Suzanne Brøgger was born in Copenhagen and wrote an extensive family saga entitled Jadekatten, 1997, which relates the story of the Løvin family, going back to the family’s first Polish Jewish immigrant who settled in Aalborg in 1838 and founded Danish Distillers Ltd. In a dizzy tour de force, she introduces the story with the account of her grandparents from the Copenhagen Jewish bourgeoisie, who with great passion live out the matrimonial conflict of the sexes, in which the man is unfaithful, the woman takes revenge, and the children become victims in their parents’ battlefield.

Suzanne Brøgger often wove a number of autobiographical skeletons into her literature, but never on such a full-blown scale as in Jadekatten. After attending Bernadotteskolen in Copenhagen and attending school in South-East Asia, where her step father worked for Unicef, she completed her upper secondary schooling at Th. Langs Kostskole in Silkeborg, went on to study Russian at the University of Copenhagen, and featured in film and television. From the mid-1960s, she worked as a freelance writer, writing reports from the Soviet Union and the Middle East and feature articles and discussion articles for newspapers and magazines.

Her debut work, the debate book Fri os fra kærligheden (1973; Eng. tr. Deliver Us From Love), followed by Kælighedens veje og vildveje, 1975, marked her out as a provocative autobiographical author.
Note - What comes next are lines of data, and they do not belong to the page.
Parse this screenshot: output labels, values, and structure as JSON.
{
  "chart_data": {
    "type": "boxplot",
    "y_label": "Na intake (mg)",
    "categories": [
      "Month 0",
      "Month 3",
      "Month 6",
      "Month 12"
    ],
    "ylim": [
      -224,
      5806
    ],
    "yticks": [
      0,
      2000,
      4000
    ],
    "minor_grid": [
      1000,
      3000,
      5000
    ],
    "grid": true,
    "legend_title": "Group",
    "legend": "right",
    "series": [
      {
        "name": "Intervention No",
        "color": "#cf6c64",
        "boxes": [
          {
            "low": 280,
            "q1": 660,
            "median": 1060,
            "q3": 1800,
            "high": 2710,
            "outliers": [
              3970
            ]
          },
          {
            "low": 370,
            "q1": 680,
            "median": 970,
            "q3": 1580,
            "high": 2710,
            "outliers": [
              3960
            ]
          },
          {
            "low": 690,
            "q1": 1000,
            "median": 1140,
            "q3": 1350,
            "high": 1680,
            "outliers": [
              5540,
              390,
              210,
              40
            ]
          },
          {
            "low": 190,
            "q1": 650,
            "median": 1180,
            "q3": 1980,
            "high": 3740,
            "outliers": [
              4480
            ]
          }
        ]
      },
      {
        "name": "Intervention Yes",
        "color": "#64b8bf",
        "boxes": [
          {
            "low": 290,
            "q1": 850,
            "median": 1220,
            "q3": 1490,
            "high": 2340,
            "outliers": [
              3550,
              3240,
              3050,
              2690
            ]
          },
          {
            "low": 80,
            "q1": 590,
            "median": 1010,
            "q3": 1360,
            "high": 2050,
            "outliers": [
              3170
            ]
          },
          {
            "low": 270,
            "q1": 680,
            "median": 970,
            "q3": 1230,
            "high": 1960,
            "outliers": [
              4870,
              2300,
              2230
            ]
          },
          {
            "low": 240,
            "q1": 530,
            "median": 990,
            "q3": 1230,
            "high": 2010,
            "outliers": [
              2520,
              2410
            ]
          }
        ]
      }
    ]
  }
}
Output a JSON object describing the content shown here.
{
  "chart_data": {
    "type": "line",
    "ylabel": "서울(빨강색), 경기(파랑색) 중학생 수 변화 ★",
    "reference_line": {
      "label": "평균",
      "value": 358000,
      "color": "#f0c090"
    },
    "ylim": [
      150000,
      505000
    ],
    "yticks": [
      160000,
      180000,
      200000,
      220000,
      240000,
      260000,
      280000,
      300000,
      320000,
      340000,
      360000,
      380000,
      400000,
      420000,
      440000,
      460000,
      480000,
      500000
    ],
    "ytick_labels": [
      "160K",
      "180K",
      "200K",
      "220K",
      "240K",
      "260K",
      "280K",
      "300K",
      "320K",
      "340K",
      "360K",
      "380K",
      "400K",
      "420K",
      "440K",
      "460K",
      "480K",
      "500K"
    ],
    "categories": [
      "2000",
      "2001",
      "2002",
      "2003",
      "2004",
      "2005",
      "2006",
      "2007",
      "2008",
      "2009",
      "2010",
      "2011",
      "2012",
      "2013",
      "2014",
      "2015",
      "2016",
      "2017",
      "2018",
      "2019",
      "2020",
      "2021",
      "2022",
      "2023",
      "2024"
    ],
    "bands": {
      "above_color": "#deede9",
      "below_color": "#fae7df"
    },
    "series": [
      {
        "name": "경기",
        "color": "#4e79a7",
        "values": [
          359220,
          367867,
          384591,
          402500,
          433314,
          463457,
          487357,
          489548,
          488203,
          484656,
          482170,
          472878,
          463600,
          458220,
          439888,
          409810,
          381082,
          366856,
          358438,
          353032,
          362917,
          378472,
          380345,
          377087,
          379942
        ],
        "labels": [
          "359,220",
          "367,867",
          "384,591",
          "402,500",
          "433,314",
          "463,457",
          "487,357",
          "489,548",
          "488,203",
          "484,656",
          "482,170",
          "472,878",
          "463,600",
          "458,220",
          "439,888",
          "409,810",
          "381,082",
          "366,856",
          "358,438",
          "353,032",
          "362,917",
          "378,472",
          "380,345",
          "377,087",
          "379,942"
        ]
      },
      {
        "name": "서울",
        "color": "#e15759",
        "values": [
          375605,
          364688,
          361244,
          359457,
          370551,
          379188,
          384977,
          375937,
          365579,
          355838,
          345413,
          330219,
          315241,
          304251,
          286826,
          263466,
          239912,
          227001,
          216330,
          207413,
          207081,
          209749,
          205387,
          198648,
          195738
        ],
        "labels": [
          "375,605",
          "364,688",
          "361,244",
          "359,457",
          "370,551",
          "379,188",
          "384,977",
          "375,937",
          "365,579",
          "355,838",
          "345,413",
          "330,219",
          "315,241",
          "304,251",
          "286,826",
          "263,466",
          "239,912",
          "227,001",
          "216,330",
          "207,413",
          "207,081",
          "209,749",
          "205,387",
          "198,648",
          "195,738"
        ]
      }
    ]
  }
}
The painful, analytical points of departure of her writing, which take their cue from her own experiences in life, a childhood with a sick mother, divorced parents, the sexual politics of the 1968 rebellion, and fluid identities, philosophical, culturally critical ambition, and her individual analytical-burlesque and paradoxical style have divided her readers into two camps: those who love her, and those who hate her. Her autobiographical serial novel Creme Fraiche, 1978, celebrates individualism to the last provocative, vibrating atom. En gris der har været oppe at slås kan man ikke stege, 1979, tells the story of a life in rural tranquility, calm, and concentration, and her epic about the milliner and connoisseur of the art of living, Tone, 1981, paints a generous picture of female eroticism and pre-empts the demons of femininity. She took her readers into new territory with her book Ja, 1984, about an impossible love, a woman’s journey into the realm of death and her resurrection as an artist.

With her plays Efter Orgiet, 1992, and Dark, 1994, Suzanne Brøgger evokes the same strong feelings of enthusiasm and protest as with her debut work, which castigated the family’s oppression of women and dead longing. Twenty years later, the break-up of her family comes across as an image of demise and a sign of a culture in decline. Suzanne Brøgger, who rewrote Vølvens spådom in 1994, became a member of Det Danske Akademi (the Danish academy of language and literature) in 1997. In 1998 she published Et frit og muntert lig.

Additions by the editorial team 2011:

The above biography was first published in 1998. Since then, Suzanne Brøgger has written the poetry collection Lotusøje, 1999, the novel Linda Evangelista Olsen, 2001, and other texts, including essays and articles in Sejd, 2000, Smuler fra kærlighedens bord, 2004, Sølve, 2006, Sløret, 2008, and Jeg har set den gamle verden forsvinde – hvor er mine ørenringe?, 2010.

Brøgger is the recipient of several prizes and honours. She received the lifelong artists’ grant from the Danish Arts Foundation in 1985.